Think of a referee in sports. Let's say he really likes (or hates) the coach of a particular team, or is secretly rooting for the underdog to knock off the favorite. Sure, they may "shade" their calls in subtle ways, but at the end of the day they want to call the game right. Unless he's got a bet on the game, the average ref wants to call it straight. After all, they pride themselves on being good refs, right?
And I think the "liberal" media is the same. Even though most of them probably voted for Stevenson, hated Nixon and were enchanted by Obama, they accepted the fact that the vast majority of Americans preferred Ike over the egghead, Nixon in 1968 and '72, and almost half for McCain and Romney, inexplicably, over "the One." And they at least tried to cover it "straight."
But the conservative media, I would maintain, has no pretensions to objectivity. Oh sure, Fox's slogan is "Fair and Balanced," but just watching it for a few minutes with my mother made that seem positively Orwellian. It's really a propaganda channel, not a news channel. Or the house organ of the Republican Party. Seriously.

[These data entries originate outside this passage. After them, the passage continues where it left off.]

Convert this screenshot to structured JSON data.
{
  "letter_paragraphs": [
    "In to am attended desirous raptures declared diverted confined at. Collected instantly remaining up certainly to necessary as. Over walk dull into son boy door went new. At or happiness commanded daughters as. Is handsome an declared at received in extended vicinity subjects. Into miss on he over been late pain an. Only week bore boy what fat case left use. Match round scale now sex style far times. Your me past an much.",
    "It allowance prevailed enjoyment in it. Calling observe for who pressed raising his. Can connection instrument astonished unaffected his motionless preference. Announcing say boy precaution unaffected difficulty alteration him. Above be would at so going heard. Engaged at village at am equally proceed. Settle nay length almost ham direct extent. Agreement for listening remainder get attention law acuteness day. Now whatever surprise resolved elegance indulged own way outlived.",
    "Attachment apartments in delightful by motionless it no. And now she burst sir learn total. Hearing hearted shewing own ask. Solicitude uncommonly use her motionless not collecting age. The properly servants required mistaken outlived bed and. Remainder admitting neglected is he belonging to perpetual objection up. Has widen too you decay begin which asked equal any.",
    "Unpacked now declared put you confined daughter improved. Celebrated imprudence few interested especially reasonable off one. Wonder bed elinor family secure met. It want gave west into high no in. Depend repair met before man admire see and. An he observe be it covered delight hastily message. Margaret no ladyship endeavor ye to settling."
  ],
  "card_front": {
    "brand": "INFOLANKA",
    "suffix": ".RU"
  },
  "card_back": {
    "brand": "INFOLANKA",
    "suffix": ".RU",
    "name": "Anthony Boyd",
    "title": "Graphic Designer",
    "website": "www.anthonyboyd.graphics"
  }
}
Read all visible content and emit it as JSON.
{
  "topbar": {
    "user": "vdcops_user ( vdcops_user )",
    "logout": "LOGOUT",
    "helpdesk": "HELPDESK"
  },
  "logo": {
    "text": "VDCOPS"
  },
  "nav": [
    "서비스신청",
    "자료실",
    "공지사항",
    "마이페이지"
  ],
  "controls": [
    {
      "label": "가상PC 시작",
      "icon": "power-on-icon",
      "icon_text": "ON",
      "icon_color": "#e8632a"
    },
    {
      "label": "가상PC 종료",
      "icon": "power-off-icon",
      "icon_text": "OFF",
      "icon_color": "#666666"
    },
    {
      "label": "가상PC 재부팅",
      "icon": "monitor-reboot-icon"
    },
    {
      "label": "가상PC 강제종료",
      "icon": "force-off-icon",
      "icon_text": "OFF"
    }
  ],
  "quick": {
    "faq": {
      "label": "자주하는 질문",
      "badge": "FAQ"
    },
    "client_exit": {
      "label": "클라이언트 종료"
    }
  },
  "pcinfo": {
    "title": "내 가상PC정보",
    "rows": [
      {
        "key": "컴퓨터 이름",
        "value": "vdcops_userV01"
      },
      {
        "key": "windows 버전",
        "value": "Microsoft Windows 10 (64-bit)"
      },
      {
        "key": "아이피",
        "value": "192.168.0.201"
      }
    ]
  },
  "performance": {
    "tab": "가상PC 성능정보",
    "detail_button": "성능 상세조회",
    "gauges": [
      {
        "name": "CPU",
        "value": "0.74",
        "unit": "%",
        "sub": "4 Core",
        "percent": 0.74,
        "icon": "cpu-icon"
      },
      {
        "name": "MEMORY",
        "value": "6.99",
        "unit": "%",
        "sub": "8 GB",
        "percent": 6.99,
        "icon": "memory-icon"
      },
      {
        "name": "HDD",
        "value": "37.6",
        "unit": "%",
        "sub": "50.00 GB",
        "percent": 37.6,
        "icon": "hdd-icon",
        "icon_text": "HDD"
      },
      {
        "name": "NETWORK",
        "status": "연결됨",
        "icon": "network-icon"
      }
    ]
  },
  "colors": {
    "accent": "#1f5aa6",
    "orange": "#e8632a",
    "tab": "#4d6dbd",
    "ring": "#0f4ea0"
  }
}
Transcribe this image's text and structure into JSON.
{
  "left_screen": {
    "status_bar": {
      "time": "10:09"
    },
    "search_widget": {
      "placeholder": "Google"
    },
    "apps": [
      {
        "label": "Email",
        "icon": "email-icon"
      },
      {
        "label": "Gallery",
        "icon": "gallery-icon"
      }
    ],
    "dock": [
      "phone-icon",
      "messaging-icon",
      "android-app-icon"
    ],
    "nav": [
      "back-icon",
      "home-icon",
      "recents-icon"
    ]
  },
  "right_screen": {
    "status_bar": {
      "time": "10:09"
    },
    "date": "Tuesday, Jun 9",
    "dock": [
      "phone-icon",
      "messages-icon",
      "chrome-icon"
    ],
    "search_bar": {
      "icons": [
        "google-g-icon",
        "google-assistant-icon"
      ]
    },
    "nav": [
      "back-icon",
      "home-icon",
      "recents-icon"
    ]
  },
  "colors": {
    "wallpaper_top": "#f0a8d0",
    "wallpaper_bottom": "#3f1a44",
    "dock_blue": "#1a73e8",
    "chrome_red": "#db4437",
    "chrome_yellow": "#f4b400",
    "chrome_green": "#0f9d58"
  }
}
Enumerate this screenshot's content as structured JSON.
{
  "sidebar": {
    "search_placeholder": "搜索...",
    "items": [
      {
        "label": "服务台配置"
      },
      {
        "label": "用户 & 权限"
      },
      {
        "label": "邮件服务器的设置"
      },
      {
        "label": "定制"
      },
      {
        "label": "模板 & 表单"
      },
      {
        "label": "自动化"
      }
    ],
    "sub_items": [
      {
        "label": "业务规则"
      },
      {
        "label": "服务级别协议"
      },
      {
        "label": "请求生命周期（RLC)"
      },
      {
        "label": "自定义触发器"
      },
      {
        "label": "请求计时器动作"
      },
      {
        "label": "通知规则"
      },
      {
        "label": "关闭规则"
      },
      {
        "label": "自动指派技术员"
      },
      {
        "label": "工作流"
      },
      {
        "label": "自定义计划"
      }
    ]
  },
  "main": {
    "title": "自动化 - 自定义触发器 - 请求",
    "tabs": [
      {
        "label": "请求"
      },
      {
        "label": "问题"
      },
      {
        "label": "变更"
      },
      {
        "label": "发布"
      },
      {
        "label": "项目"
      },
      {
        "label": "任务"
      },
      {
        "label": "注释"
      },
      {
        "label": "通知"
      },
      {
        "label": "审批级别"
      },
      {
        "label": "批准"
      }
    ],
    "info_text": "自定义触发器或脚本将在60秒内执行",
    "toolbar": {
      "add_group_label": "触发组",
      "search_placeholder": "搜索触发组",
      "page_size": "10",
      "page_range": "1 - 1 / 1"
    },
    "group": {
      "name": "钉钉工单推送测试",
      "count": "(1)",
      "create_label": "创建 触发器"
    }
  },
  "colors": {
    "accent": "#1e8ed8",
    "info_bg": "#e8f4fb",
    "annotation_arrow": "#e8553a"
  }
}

So that's where we are and how we got that way. People choose their own news outlets and those outlets become more and more liberal or conservative in order to capture market share. (Although I would still argue that the "liberal" ones are more fact-based. But I would say that, wouldn't I?)
So how do we get out of this? I have no idea. Maybe America will resemble California more and more, in which Democrats have all but vanquished Republicans, but I doubt it. At least for the remainder of my life (thirty years or so?), I think we're stuck with this current polarization. I don't expect it to get a whole lot better; but how could it get a whole lot worse?